D.| Ripensando alla tua esperienza in Spagna, credi che in Italia sia dato il giusto spazio agli artisti emergenti?
F. D. C. | Oltre alla Spagna, ho vissuto anche a Londra e per un breve periodo a Berlino e tutte le volte mi sono sempre meravigliata dell'incredibile abisso tra noi e gli altri paesi dell'Europa. In Spagna ci sono iniziative, mostre ed eventi artistici in continuazione e gli spazi per gli artisti giovani sono ovunque, per citarne qualcuno di Barcellona: LA CAPILLA, XINART, HANGAR. Se poi ci spostiamo in Inghilterra, è evidente che per loro lo studente d'arte è già a tutti gli effetti un artista; difatti gli istituti, le accademie organizzano ogni tot mesi mostre dei loro studenti, alle quali si precipitano galleristi, critici etc. pronti ad aggiudicarsi il talento del momento prima che finisca gli studi. Solo adesso ho notato che anche Roma inizia a muoversi in questa direzione, forse tra una decina d'anni saremo alla pari.

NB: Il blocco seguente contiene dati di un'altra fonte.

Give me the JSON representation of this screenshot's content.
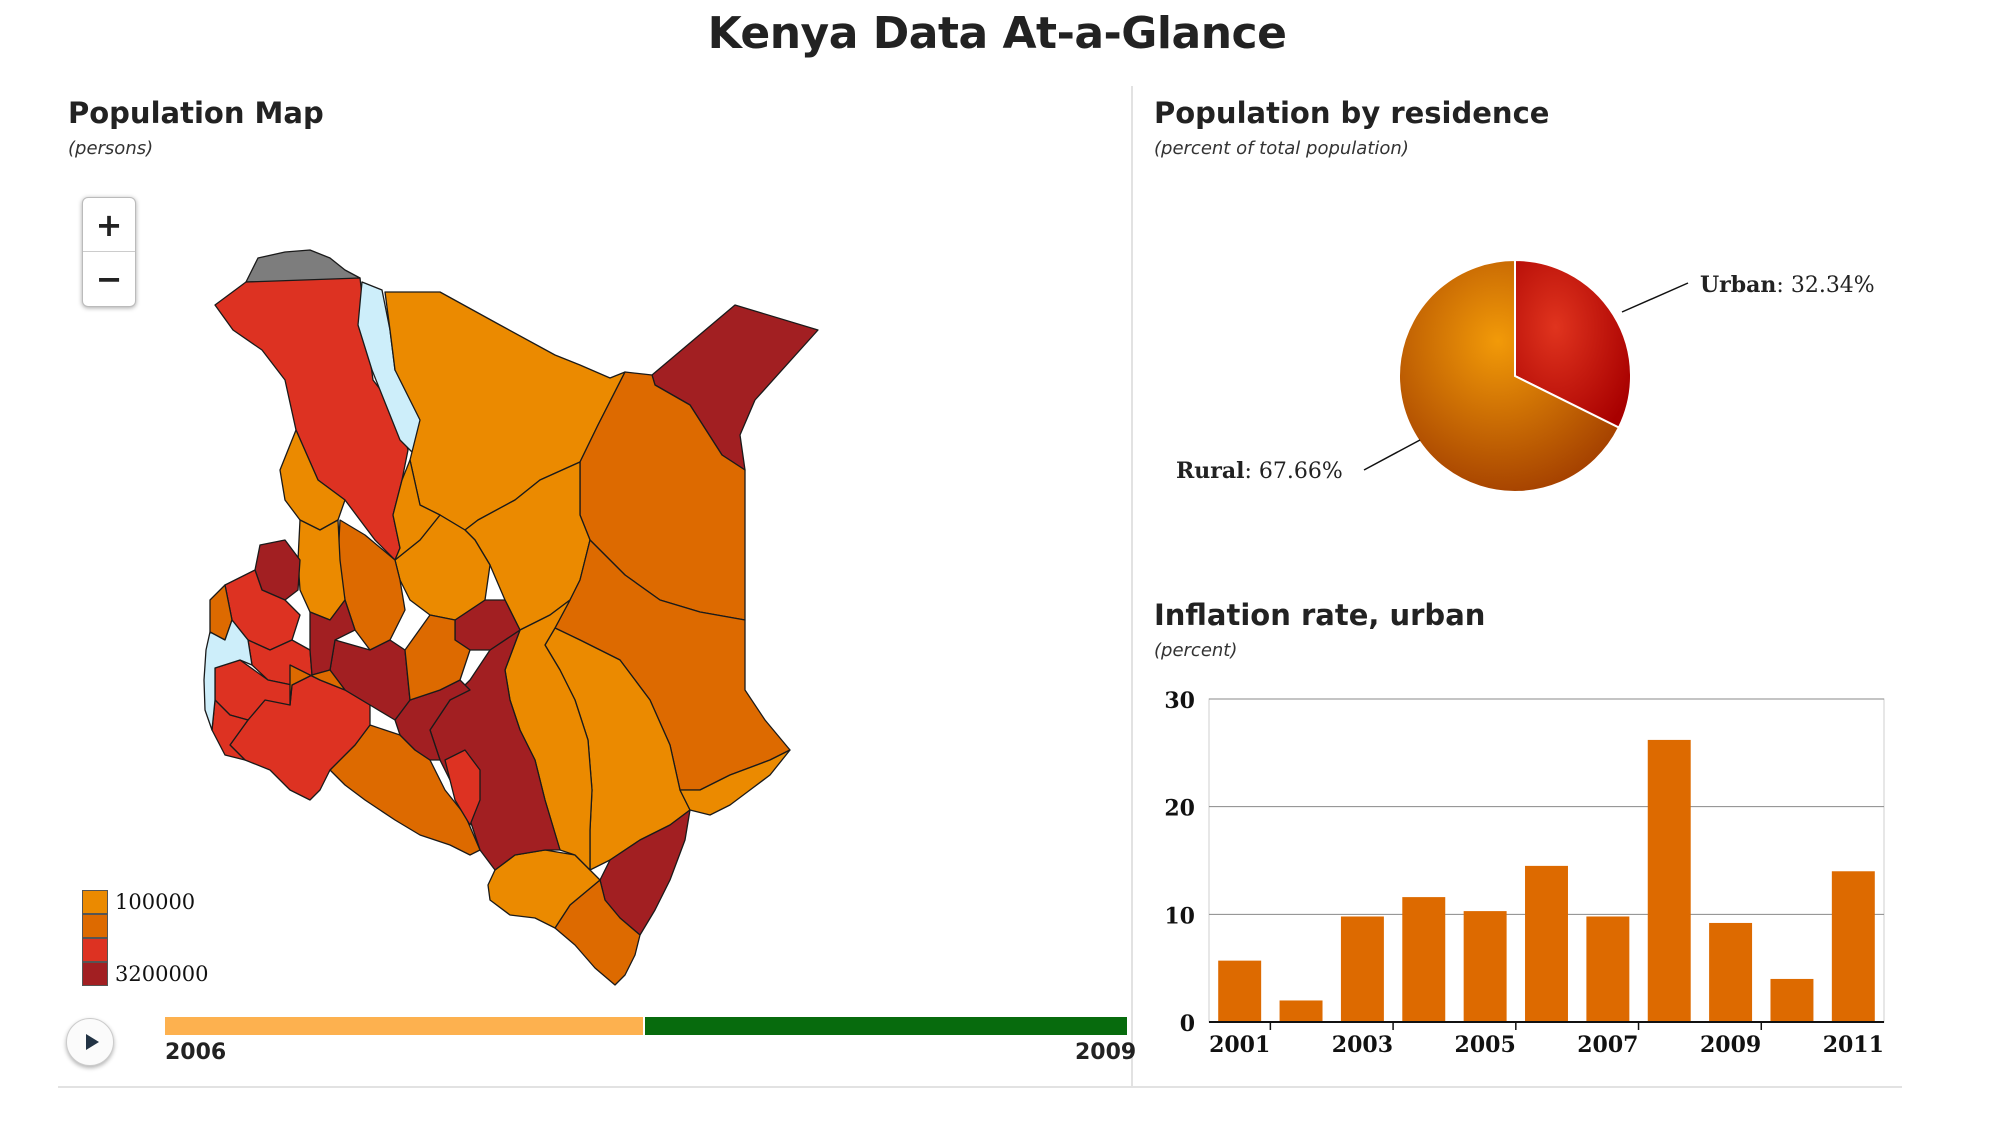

D. | Quali sono i tuoi progetti futuri?
F. D. C. | A maggio parteciperò all'asta organizzata dall'Associazione Fabula in Art (fondata a Roma da Alberto Michelini, Alessia Montani e Bianca Alfonsi), dove le opere donate per l'occasione saranno esposte dal 17 maggio al 14 giugno (giorno di battitura dell'asta) presso i Musei di San Salvatore in Lauro. Tra gli artisti affermati che hanno scelto di unirsi all'iniziativa ci sono Shirin Neshat, Patrizia Guerresi Maimouna, Mimmo Paladino ed accanto a loro artisti emergenti come me; inoltre nella mostra verranno esposti anche una selezione di disegni di bambini delle scuole elementari che hanno partecipato all'iniziativa. Il ricavato delle opere vendute andrà alle popolazioni africane dello Zambia, all’India, ad Haiti ma anche all’Italia. Mi piace tantissimo questa iniziativa e sono molto emozionata.

Carmela Rinaldi

Federica Di Carlo (www.federicadicarlo.com) è nata a Roma il 23 gennaio 1984. Vive e lavora tra Roma e Barcellona. Iscrittasi all’Accademia di Belle Arti di Roma nel 2003, al secondo anno ha ottenuto una borsa di studio Erasmus alla Escola Massana di Barcellona. Ha frequentato il terzo anno di Pittura presso l’Accademia di Belle Arti di Bologna e concluso il suo percorso di studi a Roma, conseguendo la laurea nel 2007.Tra le sue mostre personali, ricordiamo Test d’Identità, a cura di Federica Alderighi,  alla Torretta Valadier (22-28 gennaio 2010), I Saltatori, a cura di Valentina Bernabei, alla Casa Internazionale delle Donne (13 gennaio - 8 febbraio 2011).